What’s needed is a replacement for the job’s bundle. Not necessarily in a single institution, but as a network of systems. Decentralised if you like. Or composable if you want. Or basically, just services, if you are a normal person. Portable benefits that follow individuals across projects. Legal wrappers that spin up and down as collaborations form. Early signs are visible. In Belgium, SMart acts as an employment proxy for freelancers, smoothing income and handling taxes. In the U.S., Opolis offers health insurance and payroll infrastructure to independent workers. Stripe Atlas and Shopify reduce the cost and complexity of running micro-enterprises. These tools lower friction, but they are still tools.
There is also movement at the edge. DAOs attempted, messily, to encode trust and ownership in programmable ways. More organically, creators are building informal infrastructures. Discord groups that share legal templates, revenue dashboards, and sponsorship rates. Substack is less a publishing platform and more an all-in-one publishing house. Mutual aid funds on Twitch. These are fragile but real. People are already rebuilding the job’s functions one service at a time.
Framing AI automation, augmentation, job loss, etc around the broader vision of supporting people not protecting jobs is the answer. It’s how we support economic growth and support citizens. You cannot just let it rip and hope the welfare state can absorb the consequences. You will be voted out at the next election. You also cannot protect jobs through legislation and hope to achieve economic growth.
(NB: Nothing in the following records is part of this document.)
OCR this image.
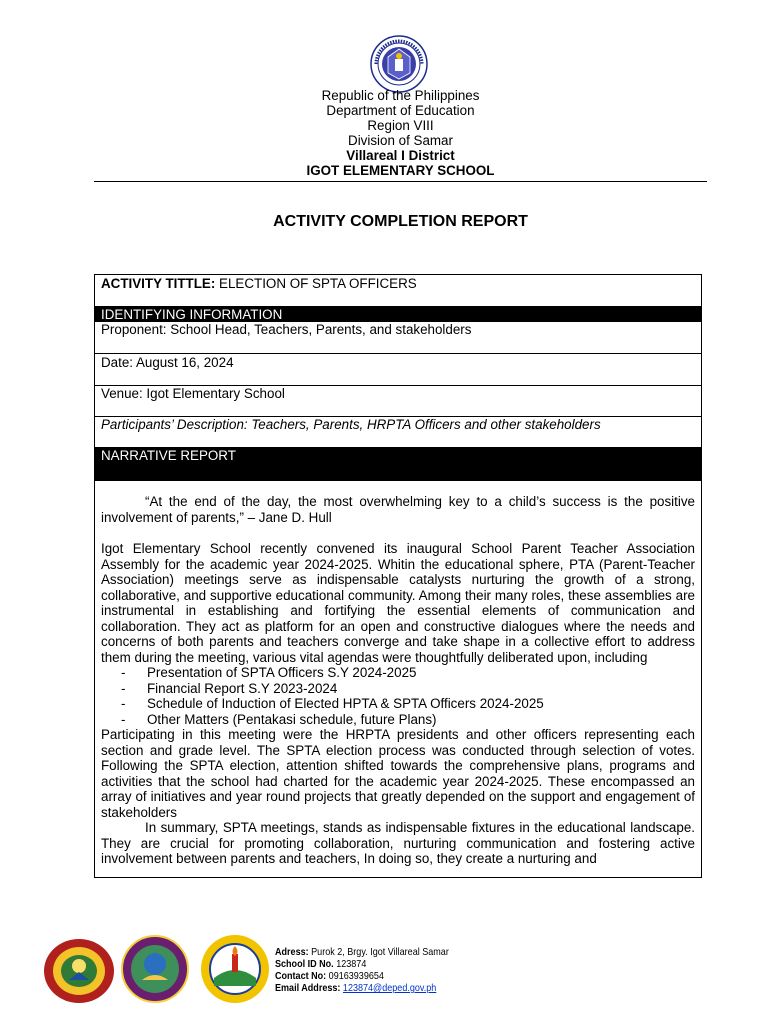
Republic of the Philippines
Department of Education
Region VIII
Division of Samar
Villareal I District
IGOT ELEMENTARY SCHOOL
ACTIVITY COMPLETION REPORT
ACTIVITY TITTLE: ELECTION OF SPTA OFFICERS
IDENTIFYING INFORMATION
Proponent: School Head, Teachers, Parents, and stakeholders
Date: August 16, 2024
Venue: Igot Elementary School
Participants’ Description: Teachers, Parents, HRPTA Officers and other stakeholders
NARRATIVE REPORT

“At the end of the day, the most overwhelming key to a child’s success is the positive involvement of parents,” – Jane D. Hull

Igot Elementary School recently convened its inaugural School Parent Teacher Association Assembly for the academic year 2024-2025. Whitin the educational sphere, PTA (Parent-Teacher Association) meetings serve as indispensable catalysts nurturing the growth of a strong, collaborative, and supportive educational community. Among their many roles, these assemblies are instrumental in establishing and fortifying the essential elements of communication and collaboration. They act as platform for an open and constructive dialogues where the needs and concerns of both parents and teachers converge and take shape in a collective effort to address them during the meeting, various vital agendas were thoughtfully deliberated upon, including

-	Presentation of SPTA Officers S.Y 2024-2025
-	Financial Report S.Y 2023-2024
-	Schedule of Induction of Elected HPTA & SPTA Officers 2024-2025
-	Other Matters (Pentakasi schedule, future Plans)

Participating in this meeting were the HRPTA presidents and other officers representing each section and grade level. The SPTA election process was conducted through selection of votes. Following the SPTA election, attention shifted towards the comprehensive plans, programs and activities that the school had charted for the academic year 2024-2025. These encompassed an array of initiatives and year round projects that greatly depended on the support and engagement of stakeholders

In summary, SPTA meetings, stands as indispensable fixtures in the educational landscape. They are crucial for promoting collaboration, nurturing communication and fostering active involvement between parents and teachers, In doing so, they create a nurturing and

Adress: Purok 2, Brgy. Igot Villareal Samar
School ID No. 123874
Contact No: 09163939654
Email Address: 123874@deped.gov.ph
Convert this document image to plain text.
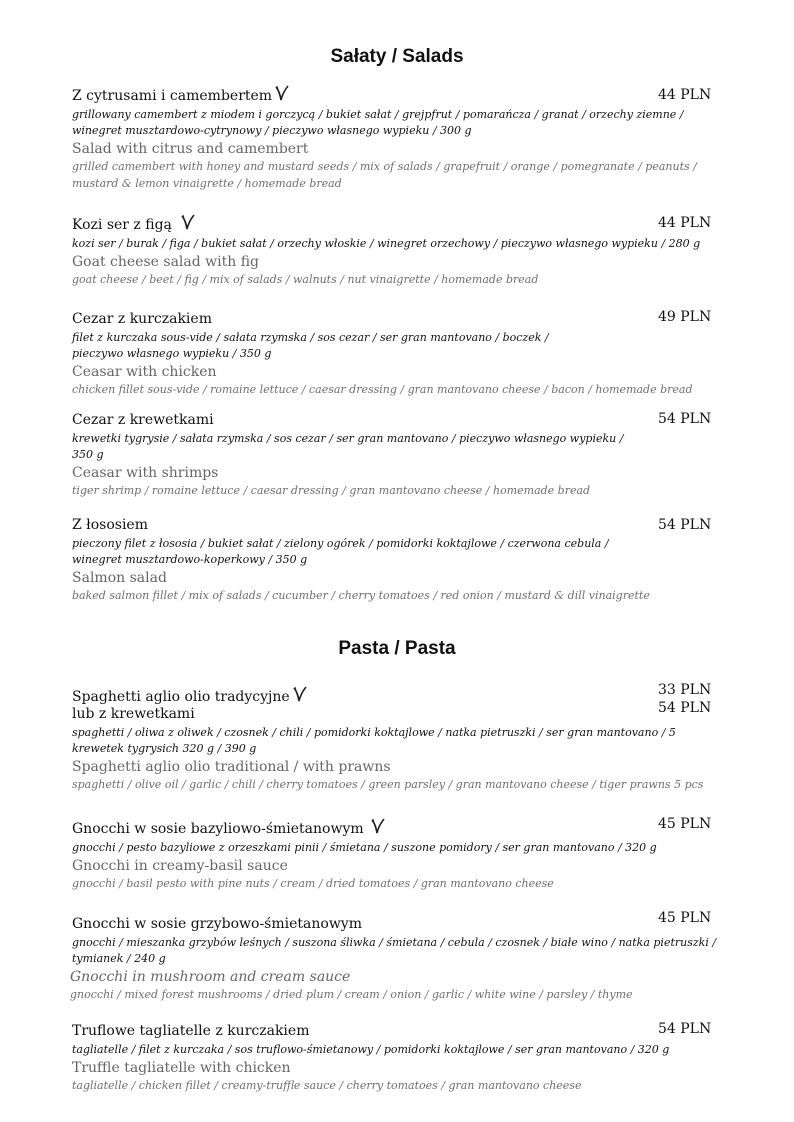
Sałaty / Salads
44 PLN
Z cytrusami i camembertem
grillowany camembert z miodem i gorczycą / bukiet sałat / grejpfrut / pomarańcza / granat / orzechy ziemne / winegret musztardowo-cytrynowy / pieczywo własnego wypieku / 300 g
Salad with citrus and camembert
grilled camembert with honey and mustard seeds / mix of salads / grapefruit / orange / pomegranate / peanuts / mustard & lemon vinaigrette / homemade bread
44 PLN
Kozi ser z figą
kozi ser / burak / figa / bukiet sałat / orzechy włoskie / winegret orzechowy / pieczywo własnego wypieku / 280 g
Goat cheese salad with fig
goat cheese / beet / fig / mix of salads / walnuts / nut vinaigrette / homemade bread
49 PLN
Cezar z kurczakiem
filet z kurczaka sous-vide / sałata rzymska / sos cezar / ser gran mantovano / boczek / pieczywo własnego wypieku / 350 g
Ceasar with chicken
chicken fillet sous-vide / romaine lettuce / caesar dressing / gran mantovano cheese / bacon / homemade bread
54 PLN
Cezar z krewetkami
krewetki tygrysie / sałata rzymska / sos cezar / ser gran mantovano / pieczywo własnego wypieku / 350 g
Ceasar with shrimps
tiger shrimp / romaine lettuce / caesar dressing / gran mantovano cheese / homemade bread
54 PLN
Z łososiem
pieczony filet z łososia / bukiet sałat / zielony ogórek / pomidorki koktajlowe / czerwona cebula / winegret musztardowo-koperkowy / 350 g
Salmon salad
baked salmon fillet / mix of salads / cucumber / cherry tomatoes / red onion / mustard & dill vinaigrette
Pasta / Pasta
33 PLN
54 PLN
Spaghetti aglio olio tradycyjne
lub z krewetkami
spaghetti / oliwa z oliwek / czosnek / chili / pomidorki koktajlowe / natka pietruszki / ser gran mantovano / 5 krewetek tygrysich 320 g / 390 g
Spaghetti aglio olio traditional / with prawns
spaghetti / olive oil / garlic / chili / cherry tomatoes / green parsley / gran mantovano cheese / tiger prawns 5 pcs
45 PLN
Gnocchi w sosie bazyliowo-śmietanowym
gnocchi / pesto bazyliowe z orzeszkami pinii / śmietana / suszone pomidory / ser gran mantovano / 320 g
Gnocchi in creamy-basil sauce
gnocchi / basil pesto with pine nuts / cream / dried tomatoes / gran mantovano cheese
45 PLN
Gnocchi w sosie grzybowo-śmietanowym
gnocchi / mieszanka grzybów leśnych / suszona śliwka / śmietana / cebula / czosnek / białe wino / natka pietruszki / tymianek / 240 g
Gnocchi in mushroom and cream sauce
gnocchi / mixed forest mushrooms / dried plum / cream / onion / garlic / white wine / parsley / thyme
54 PLN
Truflowe tagliatelle z kurczakiem
tagliatelle / filet z kurczaka / sos truflowo-śmietanowy / pomidorki koktajlowe / ser gran mantovano / 320 g
Truffle tagliatelle with chicken
tagliatelle / chicken fillet / creamy-truffle sauce / cherry tomatoes / gran mantovano cheese
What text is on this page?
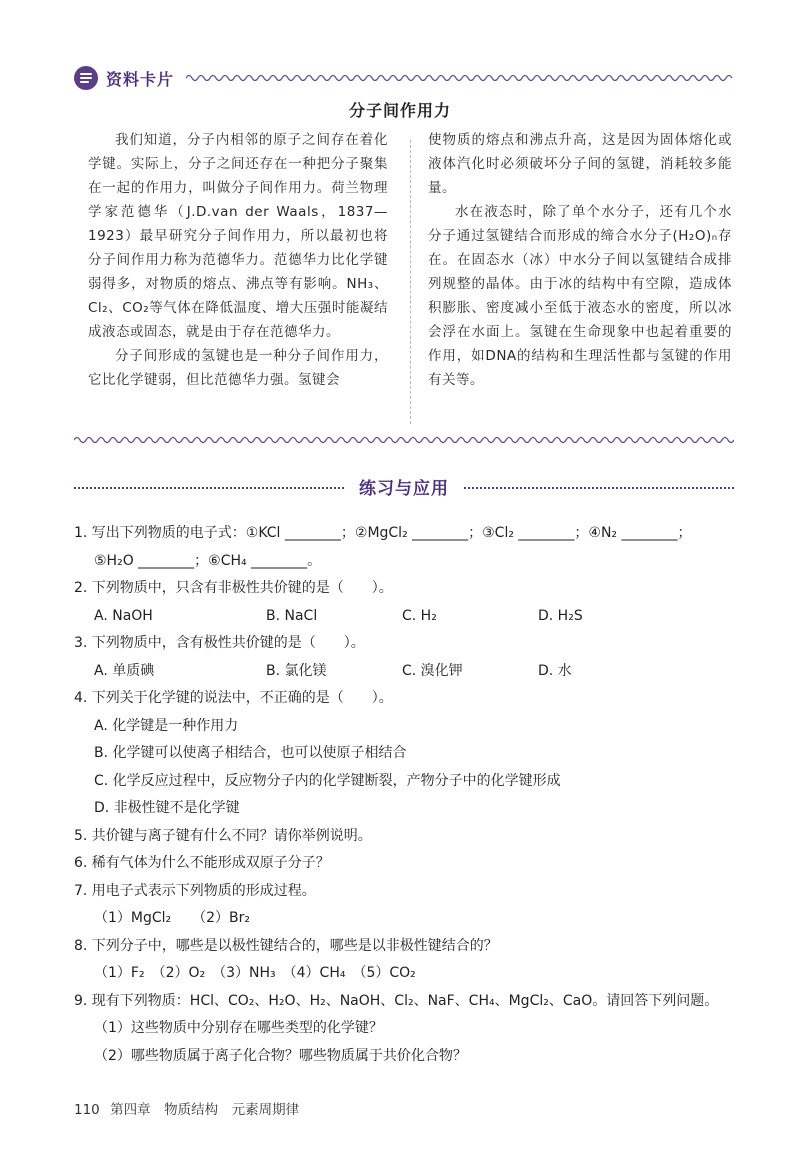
资料卡片
分子间作用力

我们知道，分子内相邻的原子之间存在着化学键。实际上，分子之间还存在一种把分子聚集在一起的作用力，叫做分子间作用力。荷兰物理学家范德华（J.D.van der Waals，1837—1923）最早研究分子间作用力，所以最初也将分子间作用力称为范德华力。范德华力比化学键弱得多，对物质的熔点、沸点等有影响。NH₃、Cl₂、CO₂等气体在降低温度、增大压强时能凝结成液态或固态，就是由于存在范德华力。

分子间形成的氢键也是一种分子间作用力，它比化学键弱，但比范德华力强。氢键会

使物质的熔点和沸点升高，这是因为固体熔化或液体汽化时必须破坏分子间的氢键，消耗较多能量。

水在液态时，除了单个水分子，还有几个水分子通过氢键结合而形成的缔合水分子(H₂O)ₙ存在。在固态水（冰）中水分子间以氢键结合成排列规整的晶体。由于冰的结构中有空隙，造成体积膨胀、密度减小至低于液态水的密度，所以冰会浮在水面上。氢键在生命现象中也起着重要的作用，如DNA的结构和生理活性都与氢键的作用有关等。

练习与应用
1. 写出下列物质的电子式：①KCl ________；②MgCl₂ ________；③Cl₂ ________；④N₂ ________；
⑤H₂O ________；⑥CH₄ ________。
2. 下列物质中，只含有非极性共价键的是（　　）。
A. NaOH	B. NaCl	C. H₂	D. H₂S
3. 下列物质中，含有极性共价键的是（　　）。
A. 单质碘	B. 氯化镁	C. 溴化钾	D. 水
4. 下列关于化学键的说法中，不正确的是（　　）。
A. 化学键是一种作用力
B. 化学键可以使离子相结合，也可以使原子相结合
C. 化学反应过程中，反应物分子内的化学键断裂，产物分子中的化学键形成
D. 非极性键不是化学键
5. 共价键与离子键有什么不同？请你举例说明。
6. 稀有气体为什么不能形成双原子分子？
7. 用电子式表示下列物质的形成过程。
（1）MgCl₂　　（2）Br₂
8. 下列分子中，哪些是以极性键结合的，哪些是以非极性键结合的？
（1）F₂　（2）O₂　（3）NH₃　（4）CH₄　（5）CO₂
9. 现有下列物质：HCl、CO₂、H₂O、H₂、NaOH、Cl₂、NaF、CH₄、MgCl₂、CaO。请回答下列问题。
（1）这些物质中分别存在哪些类型的化学键？
（2）哪些物质属于离子化合物？哪些物质属于共价化合物？
110 第四章　物质结构　元素周期律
If I were the Labour Government in the UK, or a centre-left Government anywhere in the world, I would be thinking about how to begin making this clearer to the public. The Government should probably not be advocating for Discord over DWP. But if we accept the idea that the job bundle is no longer the stable pathway to legibility, then we need to think about what comes next?
We need a new Beveridge Report to pull these ideas together, not just as a policy fix, but as a vision for the country. The job bundle is coming apart, so let’s tell a positive story of what could replace it. The postwar settlement promised protection through employment. The next settlement might promise something bolder: liberation from the tyranny of the office job, paired with the dignity of meaningful work and economic security. Not the gig economy's false freedom. Not universal basic income as consolation prize for obsolescence. But protection through freedom. Sovereignty with AI characteristics.
Let Us Face The Future Together.



Lawrence thank you for this. Honestly the best article I have read this entire year and one of the only people to actually clearly describe rewiring required. Busy with PhD in human-machine collaboration and this has been a joy to read.
Couldn’t agree more and I’ve been experiencing this myself!
If the ‘bundled job’ has an extreme, it’s companies like Google. They don’t just give you a job but they give you a whole life: food, gyms, friends, social activities basically everything you need.
On the flip side, for the unbundling of the job, I think another front to unbundle is the social layer. One of the biggest fears I hear about remote work is loneliness. People worry about not having co-workers, not making new friends, especially later in life or after moving somewhere new.
In my last startup, I worked fully remote for four years and began to consciously unbundle my social life from the company I work for. I joined a co-working space to have lunch with someone, grab a beer after work or share a quick break together. It was decoupled from my company though. For my need of spending time in person with people, I fully focused on friends. For meeting new people, I leaned into activities I enjoyed such as yoga, cool events, even random café conversations.
When I moved to Lisbon, it was actually the fastest I’ve ever built a social circle from scratch and for the first time, a company or university played zero role in it!